There was more, but that was all I needed for the moment, how about you?
What message did Saul get that day when he was blinded by the light? What answer did Saul get when he asked for clarification, Who are you, Lord?
“I am Jes6us,” came the revelation.
Isn’t this the answer we need today. I am Jesus. Follow me.”
It is important to note that what heaven revealed to earth that day was not a list of doctrines or a ritual of worship, least of all a denominational affiliation.
It was a person, Jesus of Nazareth, prophet of God, voice of the kingdom, disturber of the peace.
It was a person, Jesus the Jew, Messiah of Israel, Son of God, Risen Lord.
It was a person, son of Mary, cousin of John, friend of sinners.
It was Jesus, who healed the sick, welcomed the stranger, and freed the prisoner and called us to do the same.
“I am Jesus,” he said to Saul on the road to Damascus.
“Follow me,” he says to all of us in these United States of America.
Follow me, not to rule from the center of the empire but to serve the people on the margins.
Follow me, not on the road to power but to the house of suffering and loss and loneliness.

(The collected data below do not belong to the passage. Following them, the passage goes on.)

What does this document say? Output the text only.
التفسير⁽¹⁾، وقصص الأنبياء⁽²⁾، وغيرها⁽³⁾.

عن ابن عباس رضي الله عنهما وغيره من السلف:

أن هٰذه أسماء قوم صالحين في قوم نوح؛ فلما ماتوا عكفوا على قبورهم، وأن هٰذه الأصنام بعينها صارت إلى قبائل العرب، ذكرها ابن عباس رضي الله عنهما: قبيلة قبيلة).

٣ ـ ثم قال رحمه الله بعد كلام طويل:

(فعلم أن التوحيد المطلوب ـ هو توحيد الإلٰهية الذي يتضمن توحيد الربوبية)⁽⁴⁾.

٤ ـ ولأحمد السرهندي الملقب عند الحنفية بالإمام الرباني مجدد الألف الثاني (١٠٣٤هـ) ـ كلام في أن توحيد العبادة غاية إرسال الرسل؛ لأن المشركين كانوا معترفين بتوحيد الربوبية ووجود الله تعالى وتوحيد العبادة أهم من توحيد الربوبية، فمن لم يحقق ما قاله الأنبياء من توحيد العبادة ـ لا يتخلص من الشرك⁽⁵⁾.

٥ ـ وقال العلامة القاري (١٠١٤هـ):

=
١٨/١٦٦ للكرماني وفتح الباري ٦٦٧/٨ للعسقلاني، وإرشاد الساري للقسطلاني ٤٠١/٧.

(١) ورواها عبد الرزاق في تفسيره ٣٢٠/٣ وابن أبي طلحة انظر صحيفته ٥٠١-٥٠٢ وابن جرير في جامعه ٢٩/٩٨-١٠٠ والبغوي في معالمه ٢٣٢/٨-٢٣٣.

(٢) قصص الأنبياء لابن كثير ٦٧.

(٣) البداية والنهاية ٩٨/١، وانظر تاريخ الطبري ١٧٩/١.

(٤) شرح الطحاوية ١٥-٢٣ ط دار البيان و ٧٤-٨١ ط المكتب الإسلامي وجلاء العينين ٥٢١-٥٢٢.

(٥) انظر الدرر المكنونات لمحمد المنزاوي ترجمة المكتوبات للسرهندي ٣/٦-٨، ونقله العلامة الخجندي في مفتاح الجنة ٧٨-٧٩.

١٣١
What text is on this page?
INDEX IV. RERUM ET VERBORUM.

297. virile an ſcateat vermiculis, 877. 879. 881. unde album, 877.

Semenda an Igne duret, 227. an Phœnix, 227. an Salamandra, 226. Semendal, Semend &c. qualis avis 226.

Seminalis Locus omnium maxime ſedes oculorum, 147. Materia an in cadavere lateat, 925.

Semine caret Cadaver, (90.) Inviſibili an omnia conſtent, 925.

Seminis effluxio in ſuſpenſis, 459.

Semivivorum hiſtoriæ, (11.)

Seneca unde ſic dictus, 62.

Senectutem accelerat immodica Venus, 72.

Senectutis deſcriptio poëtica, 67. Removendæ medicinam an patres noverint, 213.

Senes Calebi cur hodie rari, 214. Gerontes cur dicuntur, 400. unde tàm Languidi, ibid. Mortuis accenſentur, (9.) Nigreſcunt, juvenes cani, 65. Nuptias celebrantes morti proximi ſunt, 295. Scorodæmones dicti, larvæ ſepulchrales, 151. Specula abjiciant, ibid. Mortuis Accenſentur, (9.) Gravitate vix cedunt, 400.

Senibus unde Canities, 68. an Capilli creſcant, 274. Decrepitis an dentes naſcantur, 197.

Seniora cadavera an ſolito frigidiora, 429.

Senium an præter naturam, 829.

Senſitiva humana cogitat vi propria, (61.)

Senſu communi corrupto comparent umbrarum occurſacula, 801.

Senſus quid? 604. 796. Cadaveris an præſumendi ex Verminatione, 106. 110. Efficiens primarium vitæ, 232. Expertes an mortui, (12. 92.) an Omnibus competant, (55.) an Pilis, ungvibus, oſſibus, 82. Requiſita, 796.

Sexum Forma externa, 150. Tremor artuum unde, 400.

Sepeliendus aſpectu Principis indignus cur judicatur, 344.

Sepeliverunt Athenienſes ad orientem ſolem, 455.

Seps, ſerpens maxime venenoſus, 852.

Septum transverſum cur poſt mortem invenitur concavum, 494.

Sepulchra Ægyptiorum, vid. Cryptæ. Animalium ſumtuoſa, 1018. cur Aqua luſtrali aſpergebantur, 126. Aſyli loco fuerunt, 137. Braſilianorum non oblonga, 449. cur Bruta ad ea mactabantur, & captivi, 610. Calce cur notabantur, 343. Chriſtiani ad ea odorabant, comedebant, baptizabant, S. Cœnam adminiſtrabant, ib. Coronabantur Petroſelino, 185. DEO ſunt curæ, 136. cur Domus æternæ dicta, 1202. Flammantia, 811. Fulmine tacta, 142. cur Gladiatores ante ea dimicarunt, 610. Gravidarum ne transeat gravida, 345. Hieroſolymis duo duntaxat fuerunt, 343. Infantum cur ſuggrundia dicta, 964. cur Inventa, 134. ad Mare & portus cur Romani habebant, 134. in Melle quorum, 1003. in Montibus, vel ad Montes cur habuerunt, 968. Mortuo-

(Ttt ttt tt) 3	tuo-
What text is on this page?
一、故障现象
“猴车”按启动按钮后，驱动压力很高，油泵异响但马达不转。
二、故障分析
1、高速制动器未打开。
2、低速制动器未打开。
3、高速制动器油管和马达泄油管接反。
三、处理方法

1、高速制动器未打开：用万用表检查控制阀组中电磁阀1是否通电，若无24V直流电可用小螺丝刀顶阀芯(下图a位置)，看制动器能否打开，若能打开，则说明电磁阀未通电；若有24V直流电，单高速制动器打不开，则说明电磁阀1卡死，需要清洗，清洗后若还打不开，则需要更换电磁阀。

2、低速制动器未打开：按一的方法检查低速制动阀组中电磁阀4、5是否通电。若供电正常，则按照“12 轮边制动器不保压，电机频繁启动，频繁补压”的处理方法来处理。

Follow me, not in pursuit of wealth, not in building bigger barns, but in pouring out your life for the least of these.
Isn’t this the Jesus that Saul encountered that day, the man who fed 5000 people simply because they were hungry and it was lunch time?
Isn’t this the Jesus that Saul encountered that day, the man who saw that ostracized man in the sycamore tree and said, “Come on down, Zacchaeus, let’s go home and talk?”
Isn’t this the Jesus that Saul encountered that day, the man who was convicted on bogus charges, killed by the collusion of religious and political leaders, and buried in a borrowed grave?
Who are you, Lord?
I am Jesus, raised from the dead on the third day by the power and purpose of God, alive forevermore, calling you into the work of the gospel.
Now, we will gather around this table. “Do this is remembrance of me,” proclaim the words carved into the wood.
We remember this Jesus, the One who came into the world to save sinners, of whom I am chief.
We remember the One who gave his life for the redemption of the world.
We remember the one who startled Saul that day on the way to Damascus and said, “I am Jesus.”
We were all there, when Saul asked the question, Who are you? And heard the answer, I am Jesus.